Why does any of this matter? It’s part of inequality for those in upper-income brackets to dismiss these findings and carry on as usual. But this would be short-sighted. A concentration of income and wealth reduces demand in the economy because rich households spend less of their income than poorer ones. This leads to lower economic growth.
There is also a good argument that the hollowing out of the middle class has abetted the dissolution of the American family, which has led to a surge in homicides, suicides and drug overdoses.
Finally, there is evidence to prove that rising inequality is eroding trust in democracy and fostering the spread of authoritarian and nativist movements, such as the election of Donald Trump in 2016 and right-wing leaders in Europe.

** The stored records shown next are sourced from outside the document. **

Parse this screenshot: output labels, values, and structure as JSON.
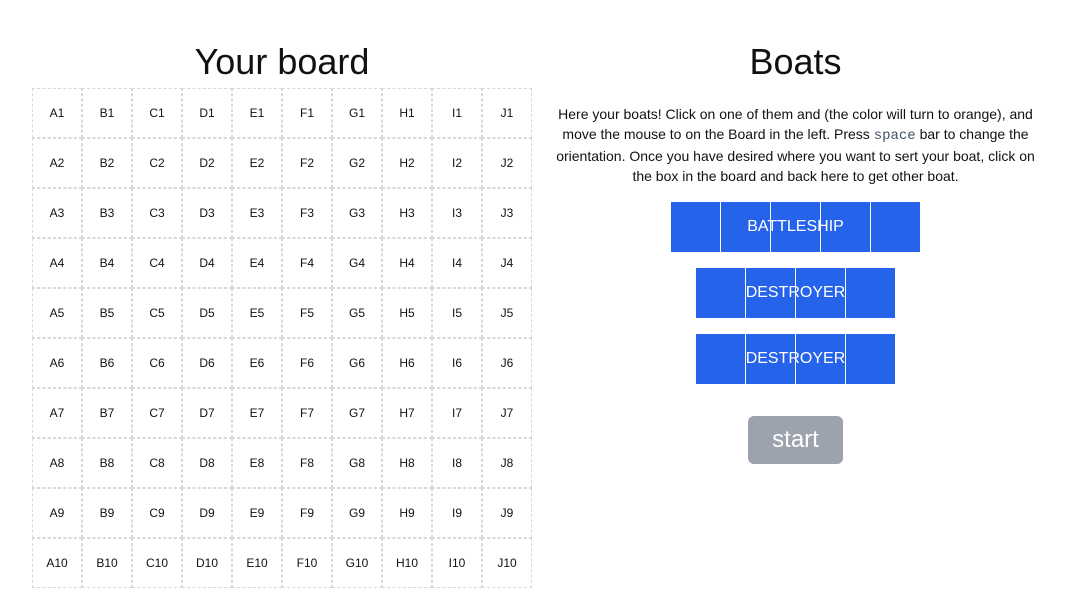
{
  "board": {
    "title": "Your board",
    "columns": [
      "A",
      "B",
      "C",
      "D",
      "E",
      "F",
      "G",
      "H",
      "I",
      "J"
    ],
    "rows": [
      "1",
      "2",
      "3",
      "4",
      "5",
      "6",
      "7",
      "8",
      "9",
      "10"
    ]
  },
  "boats_panel": {
    "title": "Boats",
    "instructions_before": "Here your boats! Click on one of them and (the color will turn to orange), and move the mouse to on the Board in the left. Press ",
    "instructions_key": "space",
    "instructions_after": " bar to change the orientation. Once you have desired where you want to sert your boat, click on the box in the board and back here to get other boat.",
    "boats": [
      {
        "name": "BATTLESHIP",
        "length": 5
      },
      {
        "name": "DESTROYER",
        "length": 4
      },
      {
        "name": "DESTROYER",
        "length": 4
      }
    ],
    "start_label": "start"
  },
  "colors": {
    "boat": "#2563eb",
    "boat_selected": "orange",
    "start_button": "#9ca3af"
  }
}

Extreme political polarization at the federal level, between Democrats and Republicans in the House and Senate, has trickled down to the state legislatures and is starting to endanger the country’s unified market. Examples include Florida Governor Ron DeSantis using his office to try and humble Disney and its “woke agenda”, and California coming out with a new law that could force oil firms to cap their profits.
Outlook
Without government intervention to address inequality — through for example higher taxes on the rich and redistributive policies, both of which are opposed by a large percentage of Americans (and Canadians) — it is likely to persist or rise even further. The COFR notes that artificial intelligence and related new waves of digital technologies and automation could widen the gap between the rich and the poor.
Climate change, says COFR, is another factor that could worsen inequality within and between countries: Low-income groups and countries are more vulnerable to the impacts of climate change and have less capacity to cope with them.
As stated at the top, history tells us that large and unabated rises in inequality can result in bad endings, making it something that governments of all stripes need to keep an eye on.